Frequently asked questions

I am salaried - can the Tribunal use an average of my ITRs instead of the latest one?

Under this 2026 ruling the latest ITR is the correct reference for a salaried victim, because it already reflects the most recent salary and any promotion. Averaging older, lower returns would understate current earning capacity.

I run a business - does the court always average exactly three years?

No. The court said “up to” three years and made the figure subject to the circumstances of the business. In the lead case the judges actually fixed income above the two-year average because the construction business justified it. Fewer than three years of returns can also be used.

What if the deceased had no Income Tax Return at all?

Then the ITR rule does not apply and the Tribunal estimates income from other evidence - wage records, the nature of the work, or notional minimum income. An ITR simply gives the strongest, hardest-to-dispute proof when it exists.

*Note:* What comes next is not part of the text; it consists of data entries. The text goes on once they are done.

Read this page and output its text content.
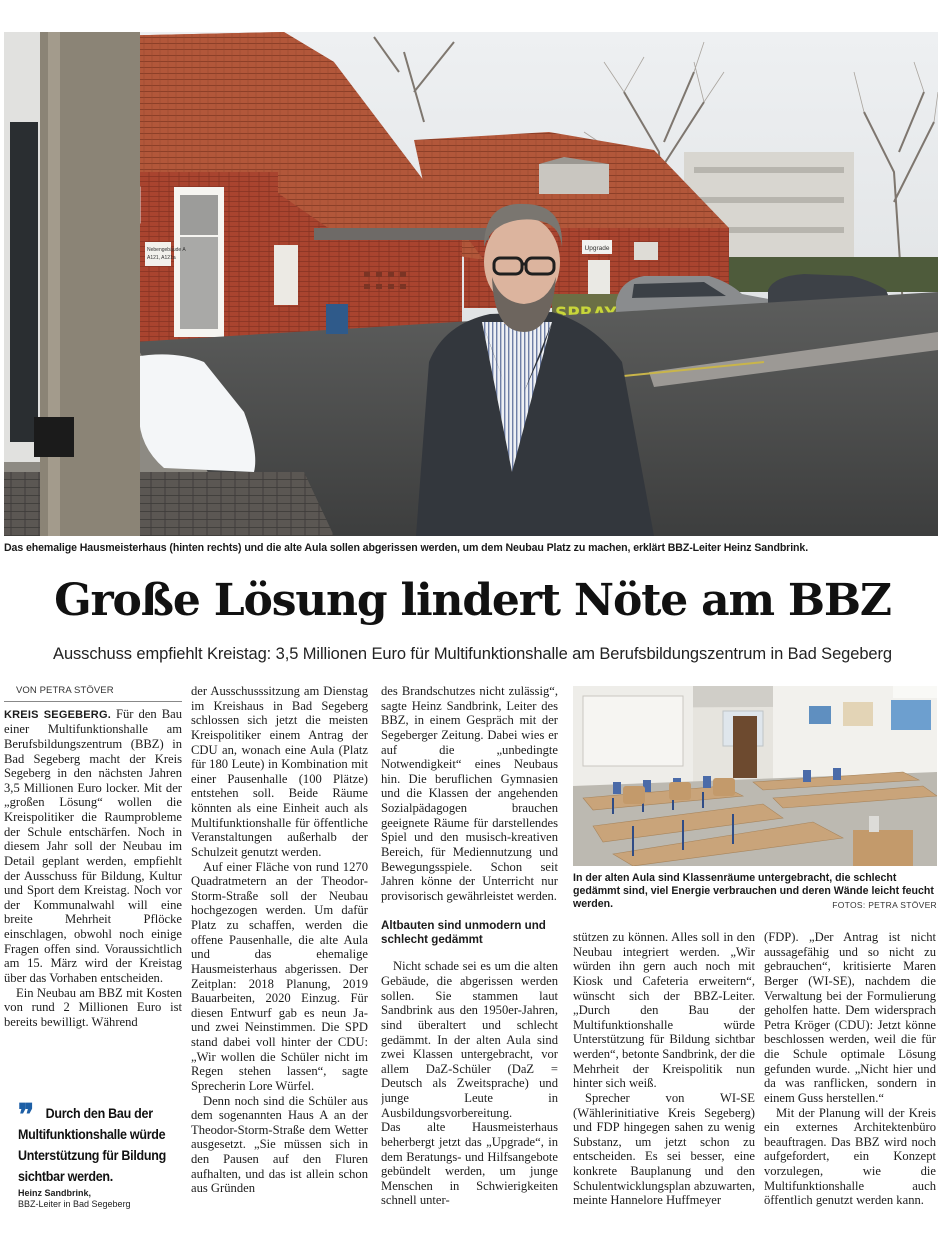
Upgrade
Nebengebäude A
A121, A121a
Das ehemalige Hausmeisterhaus (hinten rechts) und die alte Aula sollen abgerissen werden, um dem Neubau Platz zu machen, erklärt BBZ-Leiter Heinz Sandbrink.
Große Lösung lindert Nöte am BBZ
Ausschuss empfiehlt Kreistag: 3,5 Millionen Euro für Multifunktionshalle am Berufsbildungszentrum in Bad Segeberg

VON PETRA STÖVER

KREIS SEGEBERG. Für den Bau einer Multifunktionshalle am Berufsbildungszentrum (BBZ) in Bad Segeberg macht der Kreis Segeberg in den nächsten Jahren 3,5 Millionen Euro locker. Mit der „großen Lösung“ wollen die Kreispolitiker die Raumprobleme der Schule entschärfen. Noch in diesem Jahr soll der Neubau im Detail geplant werden, empfiehlt der Ausschuss für Bildung, Kultur und Sport dem Kreistag. Noch vor der Kommunalwahl will eine breite Mehrheit Pflöcke einschlagen, obwohl noch einige Fragen offen sind. Voraussichtlich am 15. März wird der Kreistag über das Vorhaben entscheiden.

Ein Neubau am BBZ mit Kosten von rund 2 Millionen Euro ist bereits bewilligt. Während

❞ Durch den Bau der Multifunktionshalle würde Unterstützung für Bildung sichtbar werden.
Heinz Sandbrink,
BBZ-Leiter in Bad Segeberg

der Ausschusssitzung am Dienstag im Kreishaus in Bad Segeberg schlossen sich jetzt die meisten Kreispolitiker einem Antrag der CDU an, wonach eine Aula (Platz für 180 Leute) in Kombination mit einer Pausenhalle (100 Plätze) entstehen soll. Beide Räume könnten als eine Einheit auch als Multifunktionshalle für öffentliche Veranstaltungen außerhalb der Schulzeit genutzt werden.

Auf einer Fläche von rund 1270 Quadratmetern an der Theodor-Storm-Straße soll der Neubau hochgezogen werden. Um dafür Platz zu schaffen, werden die offene Pausenhalle, die alte Aula und das ehemalige Hausmeisterhaus abgerissen. Der Zeitplan: 2018 Planung, 2019 Bauarbeiten, 2020 Einzug. Für diesen Entwurf gab es neun Ja- und zwei Neinstimmen. Die SPD stand dabei voll hinter der CDU: „Wir wollen die Schüler nicht im Regen stehen lassen“, sagte Sprecherin Lore Würfel.

Denn noch sind die Schüler aus dem sogenannten Haus A an der Theodor-Storm-Straße dem Wetter ausgesetzt. „Sie müssen sich in den Pausen auf den Fluren aufhalten, und das ist allein schon aus Gründen

des Brandschutzes nicht zulässig“, sagte Heinz Sandbrink, Leiter des BBZ, in einem Gespräch mit der Segeberger Zeitung. Dabei wies er auf die „unbedingte Notwendigkeit“ eines Neubaus hin. Die beruflichen Gymnasien und die Klassen der angehenden Sozialpädagogen brauchen geeignete Räume für darstellendes Spiel und den musisch-kreativen Bereich, für Mediennutzung und Bewegungsspiele. Schon seit Jahren könne der Unterricht nur provisorisch gewährleistet werden.

Altbauten sind unmodern und schlecht gedämmt

Nicht schade sei es um die alten Gebäude, die abgerissen werden sollen. Sie stammen laut Sandbrink aus den 1950er-Jahren, sind überaltert und schlecht gedämmt. In der alten Aula sind zwei Klassen untergebracht, vor allem DaZ-Schüler (DaZ = Deutsch als Zweitsprache) und junge Leute in Ausbildungsvorbereitung.

Das alte Hausmeisterhaus beherbergt jetzt das „Upgrade“, in dem Beratungs- und Hilfsangebote gebündelt werden, um junge Menschen in Schwierigkeiten schnell unter-

In der alten Aula sind Klassenräume untergebracht, die schlecht gedämmt sind, viel Energie verbrauchen und deren Wände leicht feucht werden.	FOTOS: PETRA STÖVER

stützen zu können. Alles soll in den Neubau integriert werden. „Wir würden ihn gern auch noch mit Kiosk und Cafeteria erweitern“, wünscht sich der BBZ-Leiter. „Durch den Bau der Multifunktionshalle würde Unterstützung für Bildung sichtbar werden“, betonte Sandbrink, der die Mehrheit der Kreispolitik nun hinter sich weiß.

Sprecher von WI-SE (Wählerinitiative Kreis Segeberg) und FDP hingegen sahen zu wenig Substanz, um jetzt schon zu entscheiden. Es sei besser, eine konkrete Bauplanung und den Schulentwicklungsplan abzuwarten, meinte Hannelore Huffmeyer

(FDP). „Der Antrag ist nicht aussagefähig und so nicht zu gebrauchen“, kritisierte Maren Berger (WI-SE), nachdem die Verwaltung bei der Formulierung geholfen hatte. Dem widersprach Petra Kröger (CDU): Jetzt könne beschlossen werden, weil die für die Schule optimale Lösung gefunden wurde. „Nicht hier und da was ranflicken, sondern in einem Guss herstellen.“

Mit der Planung will der Kreis ein externes Architektenbüro beauftragen. Das BBZ wird noch aufgefordert, ein Konzept vorzulegen, wie die Multifunktionshalle auch öffentlich genutzt werden kann.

Does using the ITR change the multiplier or future prospects?

No. The ITR only fixes the annual income at the start. The multiplier, future-prospects percentage and personal-expense deduction are applied afterwards in the usual way, as explained in the linked guides above.

Can the insurance company challenge the income shown in my ITR?

It can dispute how the figure is read, but a filed and accepted ITR is strong evidence. Backing it with Form 16, audited accounts or bank statements makes it far harder to contest.